Exclusif, partagé ou plafonné : comment le matching répartit une demande
Le matching ne se limite pas à choisir quelles entreprises sont compatibles : il décide aussi combien d'entre elles recevront une même demande. Trois modes structurent cette répartition. En exclusif, la demande n'est attribuée qu'à une seule entreprise — la mieux classée par le score de compatibilité —, qui est alors la seule à disposer des coordonnées du client. En partagé, la même demande est transmise à un petit nombre d'entreprises, toujours plafonné et connu à l'avance, de sorte que le client puisse comparer plusieurs propositions sans être submergé d'appels. Dans les deux cas, le nombre de destinataires est fixé contractuellement et jamais laissé à une discrétion illimitée.
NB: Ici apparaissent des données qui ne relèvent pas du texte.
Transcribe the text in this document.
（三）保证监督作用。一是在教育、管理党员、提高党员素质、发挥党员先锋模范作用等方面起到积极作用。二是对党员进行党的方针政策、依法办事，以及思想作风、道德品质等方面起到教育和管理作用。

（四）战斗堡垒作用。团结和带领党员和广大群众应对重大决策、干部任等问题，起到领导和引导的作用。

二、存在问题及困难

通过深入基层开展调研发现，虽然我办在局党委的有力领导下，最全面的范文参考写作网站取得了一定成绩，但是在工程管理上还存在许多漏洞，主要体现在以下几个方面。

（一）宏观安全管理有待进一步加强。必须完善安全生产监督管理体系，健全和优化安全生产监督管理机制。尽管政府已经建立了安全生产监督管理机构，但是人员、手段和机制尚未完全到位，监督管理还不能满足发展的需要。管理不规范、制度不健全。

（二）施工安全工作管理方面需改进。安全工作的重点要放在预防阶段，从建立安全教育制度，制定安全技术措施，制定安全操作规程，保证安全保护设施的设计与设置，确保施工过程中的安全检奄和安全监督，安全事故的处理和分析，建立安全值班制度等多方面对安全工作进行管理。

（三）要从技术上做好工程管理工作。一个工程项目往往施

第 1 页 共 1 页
Ce plafond de diffusion est un paramètre essentiel du matching, car il conditionne l'équilibre entre les deux faces du marché. Un plafond trop élevé dévaloriserait chaque demande pour les entreprises réceptrices, tandis qu'un plafond trop bas priverait le client final de comparaison. Le mode de diffusion fait partie du profil de réception : une entreprise choisit de recevoir des demandes exclusives, partagées, ou un mélange des deux, et le matching en tient compte au moment de constituer la liste des destinataires. C'est la combinaison de ce plafond connu, du score de compatibilité et des critères d'éligibilité qui fait du matching un mécanisme lisible pour les deux côtés : le vendeur sait selon quelles règles sa demande sera diffusée, l'acheteur sait selon quelles règles il la recevra, et aucun des deux ne dépend du bon vouloir opaque de l'autre.